Name Age Occupation Herts?

Hanah Wood

43   y

William Wood

20(??) Shoe M y

Stephen Wood


It is not clear why Richard and Hannah are at separate addresses - but one possibility relates to Richard Wood senior's occupation and the fact that the qualification time for the census was midnight. As a baker, presumably working for John Waller, he may well have worked at night - baking bread in time to be ready to sell in the morning. Young Richard Wood may have been helping his father.

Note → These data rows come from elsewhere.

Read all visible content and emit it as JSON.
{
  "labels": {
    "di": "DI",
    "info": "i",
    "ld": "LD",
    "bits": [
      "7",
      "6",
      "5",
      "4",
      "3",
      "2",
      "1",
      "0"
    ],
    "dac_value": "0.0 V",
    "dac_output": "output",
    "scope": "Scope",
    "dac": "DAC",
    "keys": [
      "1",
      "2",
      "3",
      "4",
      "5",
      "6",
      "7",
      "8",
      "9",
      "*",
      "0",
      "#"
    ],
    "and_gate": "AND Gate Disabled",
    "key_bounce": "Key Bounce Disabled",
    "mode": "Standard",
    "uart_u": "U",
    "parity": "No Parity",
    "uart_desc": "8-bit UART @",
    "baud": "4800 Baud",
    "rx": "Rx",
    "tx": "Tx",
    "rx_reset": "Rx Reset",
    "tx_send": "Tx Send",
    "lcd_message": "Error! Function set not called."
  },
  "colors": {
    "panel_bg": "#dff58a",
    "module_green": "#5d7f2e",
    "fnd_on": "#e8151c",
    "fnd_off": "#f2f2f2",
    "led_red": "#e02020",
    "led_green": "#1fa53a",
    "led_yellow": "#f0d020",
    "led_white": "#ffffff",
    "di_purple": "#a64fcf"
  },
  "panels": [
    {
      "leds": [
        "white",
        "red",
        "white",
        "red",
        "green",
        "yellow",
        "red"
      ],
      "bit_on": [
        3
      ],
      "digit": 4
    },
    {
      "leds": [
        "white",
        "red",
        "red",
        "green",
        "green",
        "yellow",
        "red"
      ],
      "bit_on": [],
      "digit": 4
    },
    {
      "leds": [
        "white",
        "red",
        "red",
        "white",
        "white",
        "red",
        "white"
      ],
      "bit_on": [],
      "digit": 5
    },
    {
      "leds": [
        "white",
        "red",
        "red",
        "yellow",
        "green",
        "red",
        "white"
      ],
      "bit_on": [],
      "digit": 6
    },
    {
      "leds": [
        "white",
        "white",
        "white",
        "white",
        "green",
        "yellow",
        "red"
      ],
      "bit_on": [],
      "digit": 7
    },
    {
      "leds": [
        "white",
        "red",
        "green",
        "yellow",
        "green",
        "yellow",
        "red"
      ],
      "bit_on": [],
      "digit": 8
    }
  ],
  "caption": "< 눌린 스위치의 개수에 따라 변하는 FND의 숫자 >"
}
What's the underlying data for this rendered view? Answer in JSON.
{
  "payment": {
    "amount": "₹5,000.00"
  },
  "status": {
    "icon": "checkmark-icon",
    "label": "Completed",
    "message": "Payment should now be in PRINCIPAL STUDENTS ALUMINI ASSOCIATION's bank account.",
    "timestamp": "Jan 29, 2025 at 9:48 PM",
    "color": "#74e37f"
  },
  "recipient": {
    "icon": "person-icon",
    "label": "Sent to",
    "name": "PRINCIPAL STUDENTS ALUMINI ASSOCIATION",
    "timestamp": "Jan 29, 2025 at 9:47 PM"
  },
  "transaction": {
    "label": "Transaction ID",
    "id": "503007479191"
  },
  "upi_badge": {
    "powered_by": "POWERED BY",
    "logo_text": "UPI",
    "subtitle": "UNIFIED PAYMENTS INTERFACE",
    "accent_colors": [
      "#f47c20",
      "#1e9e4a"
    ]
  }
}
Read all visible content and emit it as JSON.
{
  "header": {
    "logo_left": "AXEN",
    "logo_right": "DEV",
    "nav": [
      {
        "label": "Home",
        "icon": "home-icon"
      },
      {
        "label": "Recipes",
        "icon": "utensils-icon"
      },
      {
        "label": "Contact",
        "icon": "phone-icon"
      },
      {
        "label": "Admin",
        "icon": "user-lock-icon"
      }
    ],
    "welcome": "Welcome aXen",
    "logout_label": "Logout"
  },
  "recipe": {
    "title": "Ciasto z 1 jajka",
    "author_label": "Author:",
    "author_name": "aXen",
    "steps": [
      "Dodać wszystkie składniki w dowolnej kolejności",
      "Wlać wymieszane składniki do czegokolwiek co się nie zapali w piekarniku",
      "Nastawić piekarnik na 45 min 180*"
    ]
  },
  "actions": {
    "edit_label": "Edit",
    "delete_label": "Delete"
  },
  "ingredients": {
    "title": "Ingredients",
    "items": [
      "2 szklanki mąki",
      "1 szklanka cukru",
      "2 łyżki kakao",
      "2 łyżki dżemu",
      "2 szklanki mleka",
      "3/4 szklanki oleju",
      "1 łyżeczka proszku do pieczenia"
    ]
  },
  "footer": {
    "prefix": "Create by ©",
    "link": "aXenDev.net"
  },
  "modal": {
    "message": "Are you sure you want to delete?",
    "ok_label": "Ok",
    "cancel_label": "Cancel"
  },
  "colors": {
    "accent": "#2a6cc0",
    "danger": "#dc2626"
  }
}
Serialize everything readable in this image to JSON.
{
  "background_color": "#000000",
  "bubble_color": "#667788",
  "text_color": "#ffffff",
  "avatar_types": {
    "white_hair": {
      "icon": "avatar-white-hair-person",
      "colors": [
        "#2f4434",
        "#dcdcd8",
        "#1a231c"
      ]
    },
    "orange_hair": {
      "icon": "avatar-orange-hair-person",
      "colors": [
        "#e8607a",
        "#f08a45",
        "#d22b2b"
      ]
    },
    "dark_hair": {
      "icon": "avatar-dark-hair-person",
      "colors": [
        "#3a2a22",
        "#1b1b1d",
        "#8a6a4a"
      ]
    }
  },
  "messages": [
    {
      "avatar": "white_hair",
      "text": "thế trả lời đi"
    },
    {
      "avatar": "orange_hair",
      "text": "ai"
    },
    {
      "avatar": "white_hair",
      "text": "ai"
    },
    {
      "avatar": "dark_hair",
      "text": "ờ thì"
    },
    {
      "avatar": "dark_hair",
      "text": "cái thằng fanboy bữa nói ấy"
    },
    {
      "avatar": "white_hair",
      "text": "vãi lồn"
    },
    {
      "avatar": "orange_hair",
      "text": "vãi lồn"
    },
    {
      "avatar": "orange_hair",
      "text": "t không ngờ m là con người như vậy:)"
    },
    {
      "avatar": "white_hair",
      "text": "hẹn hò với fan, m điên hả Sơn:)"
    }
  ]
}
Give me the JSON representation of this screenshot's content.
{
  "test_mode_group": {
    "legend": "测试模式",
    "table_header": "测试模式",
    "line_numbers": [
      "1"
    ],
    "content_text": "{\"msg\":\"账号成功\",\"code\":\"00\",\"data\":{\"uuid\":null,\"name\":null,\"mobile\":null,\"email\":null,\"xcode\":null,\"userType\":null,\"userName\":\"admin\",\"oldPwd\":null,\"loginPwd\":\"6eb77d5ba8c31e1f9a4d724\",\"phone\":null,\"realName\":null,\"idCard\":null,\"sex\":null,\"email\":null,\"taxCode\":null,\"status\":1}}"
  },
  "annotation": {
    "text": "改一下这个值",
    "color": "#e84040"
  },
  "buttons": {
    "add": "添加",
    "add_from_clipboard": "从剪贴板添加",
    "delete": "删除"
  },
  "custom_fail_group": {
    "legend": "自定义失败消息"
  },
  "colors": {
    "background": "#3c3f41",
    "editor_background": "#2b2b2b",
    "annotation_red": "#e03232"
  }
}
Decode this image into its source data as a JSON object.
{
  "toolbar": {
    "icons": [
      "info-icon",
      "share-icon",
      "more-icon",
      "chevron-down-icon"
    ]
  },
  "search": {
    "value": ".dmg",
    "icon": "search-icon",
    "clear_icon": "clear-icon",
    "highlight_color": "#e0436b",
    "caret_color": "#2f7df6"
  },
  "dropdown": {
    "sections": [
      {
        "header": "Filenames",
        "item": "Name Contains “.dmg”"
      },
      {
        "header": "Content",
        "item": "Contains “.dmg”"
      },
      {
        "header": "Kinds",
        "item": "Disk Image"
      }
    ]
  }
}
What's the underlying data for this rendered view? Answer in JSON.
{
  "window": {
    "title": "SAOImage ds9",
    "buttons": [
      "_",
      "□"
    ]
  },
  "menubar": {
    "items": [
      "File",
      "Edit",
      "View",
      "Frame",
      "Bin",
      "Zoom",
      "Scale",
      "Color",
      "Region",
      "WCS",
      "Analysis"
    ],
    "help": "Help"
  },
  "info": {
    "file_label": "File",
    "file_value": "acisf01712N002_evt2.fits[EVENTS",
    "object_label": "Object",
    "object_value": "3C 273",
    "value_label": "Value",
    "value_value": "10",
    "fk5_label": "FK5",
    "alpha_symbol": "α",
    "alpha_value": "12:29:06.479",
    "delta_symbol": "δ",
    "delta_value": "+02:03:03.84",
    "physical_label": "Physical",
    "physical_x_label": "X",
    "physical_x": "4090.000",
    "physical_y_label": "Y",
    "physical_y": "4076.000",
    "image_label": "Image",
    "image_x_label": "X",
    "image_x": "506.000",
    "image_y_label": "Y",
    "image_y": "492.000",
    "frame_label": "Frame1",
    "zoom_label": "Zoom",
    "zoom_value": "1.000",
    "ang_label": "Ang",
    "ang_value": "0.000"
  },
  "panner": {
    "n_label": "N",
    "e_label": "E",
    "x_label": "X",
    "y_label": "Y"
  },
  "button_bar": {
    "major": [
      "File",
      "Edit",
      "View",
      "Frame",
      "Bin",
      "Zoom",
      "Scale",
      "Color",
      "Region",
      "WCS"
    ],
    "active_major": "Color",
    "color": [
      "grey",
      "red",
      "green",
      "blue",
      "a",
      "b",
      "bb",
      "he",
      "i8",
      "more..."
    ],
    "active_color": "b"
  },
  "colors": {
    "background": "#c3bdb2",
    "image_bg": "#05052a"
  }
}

There is a problem with the Popes Lane entry for William. Ancestry indexes his age as 10 and at first sight this looks like a correct transcription. But if he was only 10 I would not expect the occupation of shoe maker to be recorded. A close examination of the hand writing, including comparison with other numbers on the page, suggests the age could be 20. This fits in with the birth entry on familysearch showing a William Wood, son of Richard and Hannah, being born at Kings Langley on 17 March 1822. (This is a submitted entry and the source is not recorded - but indicates that someone has researched the family). It also fits with the 1851 census which shows a William Wood, boot maker, living in Queen Street, Hemel Hempstead, with his wife and "daughter-in-law" (probably correctly step daughter). He is recorded as aged 31 and born at Kings Langley.

There is no sign of Lydia Wood in the 1841 census - but she turns up in Hemel Hempstead in 1851 as the wife of Joseph Freeman, with an infant child.

Stephen Winmill Wood

Why was he given this name? Could he have been named after a Stephen Winmill who had some connection with the family? Familysearch shows that  a Samuel Winmill. son of William and Mary Winmill, was born on 8th August 1770 and christened at St Mary's, Hemel Hempstead on 23rd September 1770. (William and Mary had other children baptised between 1763 and 1773.)

Children were frequently named after a grandparent and this Samuel Winmill is of an age to be the grandfather of Samuel Winmill Wood. As his paternal grandfather would have a surname Wood this indicates that (if Samuel Winmill was his grandfather) Hannah's father was Samuel Winmill. This is a useful working hypothesis but is not proof, and because of the non-conformist connections and missing records it may be difficult to prove this one way or another.